At the October 2013 hearing to decide this issue, the bar defended itself, explaining that it did not offer any discounted drinks so it did not technically participate in an unapproved bar crawl. The bar’s owner, Mark Thorp, explained that two of the specials-$3 Stroh’s & $4 DAB tallboy beer-weren’t even specials at all as they were offered at their normal everyday price (according to the hearing transcript, Thorp didn’t even explain this fact to BYT; I’m sure some of the attendees would have been miffed that they weren’t actually getting a discount). The other special offered, a free shot of Bulleit bourbon, did not actually cost the bar any money, as the local Diageo distributor (who makes Bulleit) provided 2 one-liter bottles of Bulleit to the bar to give out as part of the event. Thorp claimed that this meant it wasn’t technically discounted (though he conceded a normal Bulleit drink would cost $8).
Unfortunately for the bar, ABRA soundly rejected all of Little Miss Whiskey’s arguments, finding that it participated in a pub crawl in violation of its settlement agreement. ABRA stated that “[b]y agreeing to participate in the event” Little Miss Whiskey’s “permitted BYT to act as [its] agent … [so that it] is not entitled to argue that it is not responsible for the actions taken by BYT to promote the event.” The ABRA board found the bar’s testimony unpersuasive that the beers offered weren’t considered discounted drinks due to two facts: 1) the BYT advertisement listed them as “SPECIALS”; and 2) Zombie crawlers had to “pick up a coupon book and present coupons to take advantage” of all these “SPECIALS” including those at Little Miss Whiskey’s. It further found that the free shot of Bulleit bourbon, despite it being provided for free by the distributor, was a discounted drink because it was provided for free by the bartender; according to ABRA, the “source of the beverages served by [the bartender] is completely irrelevant to the determination whether discounted drinks were offered by the bar.” The Board imposed, for all that trouble of a hearing, a $500 fine, similar to what was paid by most of the other H Street bar participants.

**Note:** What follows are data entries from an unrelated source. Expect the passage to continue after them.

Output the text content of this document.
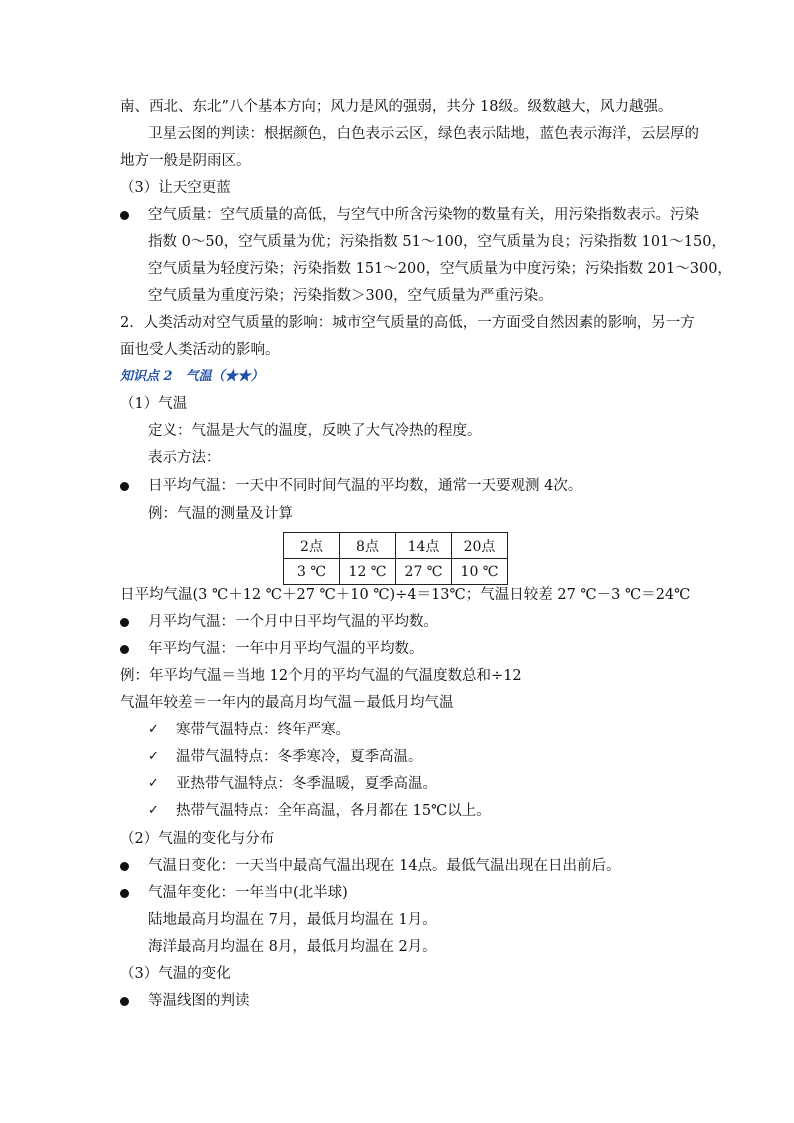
南、西北、东北”八个基本方向；风力是风的强弱，共分 18级。级数越大，风力越强。
卫星云图的判读：根据颜色，白色表示云区，绿色表示陆地，蓝色表示海洋，云层厚的
地方一般是阴雨区。
（3）让天空更蓝
空气质量：空气质量的高低，与空气中所含污染物的数量有关，用污染指数表示。污染
指数 0～50，空气质量为优；污染指数 51～100，空气质量为良；污染指数 101～150，
空气质量为轻度污染；污染指数 151～200，空气质量为中度污染；污染指数 201～300，
空气质量为重度污染；污染指数＞300，空气质量为严重污染。
2．人类活动对空气质量的影响：城市空气质量的高低，一方面受自然因素的影响，另一方
面也受人类活动的影响。
知识点 2　气温（★★）
（1）气温
定义：气温是大气的温度，反映了大气冷热的程度。
表示方法：
日平均气温：一天中不同时间气温的平均数，通常一天要观测 4次。
例：气温的测量及计算
2点	8点	14点	20点
3 ℃	12 ℃	27 ℃	10 ℃
日平均气温(3 ℃＋12 ℃＋27 ℃＋10 ℃)÷4＝13℃；气温日较差 27 ℃－3 ℃＝24℃
月平均气温：一个月中日平均气温的平均数。
年平均气温：一年中月平均气温的平均数。
例：年平均气温＝当地 12个月的平均气温的气温度数总和÷12
气温年较差＝一年内的最高月均气温－最低月均气温
✓ 寒带气温特点：终年严寒。
✓ 温带气温特点：冬季寒冷，夏季高温。
✓ 亚热带气温特点：冬季温暖，夏季高温。
✓ 热带气温特点：全年高温，各月都在 15℃以上。
（2）气温的变化与分布
气温日变化：一天当中最高气温出现在 14点。最低气温出现在日出前后。
气温年变化：一年当中(北半球)
陆地最高月均温在 7月，最低月均温在 1月。
海洋最高月均温在 8月，最低月均温在 2月。
（3）气温的变化
等温线图的判读
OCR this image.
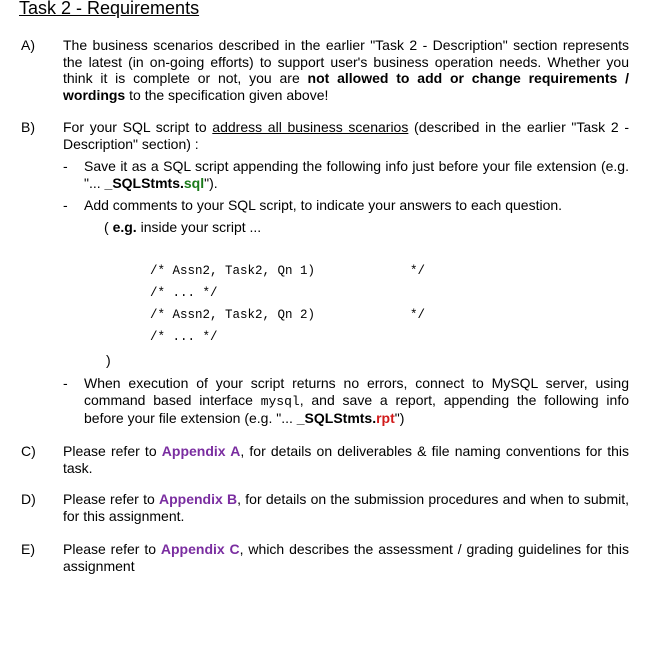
Task 2 - Requirements
A) The business scenarios described in the earlier "Task 2 - Description" section represents the latest (in on-going efforts) to support user's business operation needs. Whether you think it is complete or not, you are not allowed to add or change requirements / wordings to the specification given above!
B) For your SQL script to address all business scenarios (described in the earlier "Task 2 - Description" section) :
- Save it as a SQL script appending the following info just before your file extension (e.g. "... _SQLStmts.sql").
- Add comments to your SQL script, to indicate your answers to each question.
( e.g. inside your script ...
/* Assn2, Task2, Qn 1)	*/
/* ... */
/* Assn2, Task2, Qn 2)	*/
/* ... */
)
- When execution of your script returns no errors, connect to MySQL server, using command based interface mysql, and save a report, appending the following info before your file extension (e.g. "... _SQLStmts.rpt")
C) Please refer to Appendix A, for details on deliverables & file naming conventions for this task.
D) Please refer to Appendix B, for details on the submission procedures and when to submit, for this assignment.
E) Please refer to Appendix C, which describes the assessment / grading guidelines for this assignment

More about DC’s Bar Crawl Restrictions
For more insight into DC’s bar crawl restrictions, in addition to the Washington Times article from 2001 discussed yesterday, articles from 2007 & 2008 in the Washington City Paper and the InTowner about the controversy surrounding the urban Idiotarod are worth the read.
Fortunately, aside from Adams Morgan and the bulk of H Street, organized bar crawls and pub tours are still permitted in most of the city. In addition, if you want to stop at a spot in those neighborhoods, in spite of these restrictions, as part of going bar to bar, you can still do so (you just might not be able get any specials from the bars for your group as part of your self bar crawl). You can also go on unconventional bar tours like a Barred in DC Bus Bar Tour; such an event technically is not a “pub crawl” under DC regulations, as the stops are not walking distance from another. Notably, at the Little Miss Whiskey’s hearing, one investigator testified that he “walked to every single bar without physical challenges” and did not have to rely upon a vehicle or public transportation.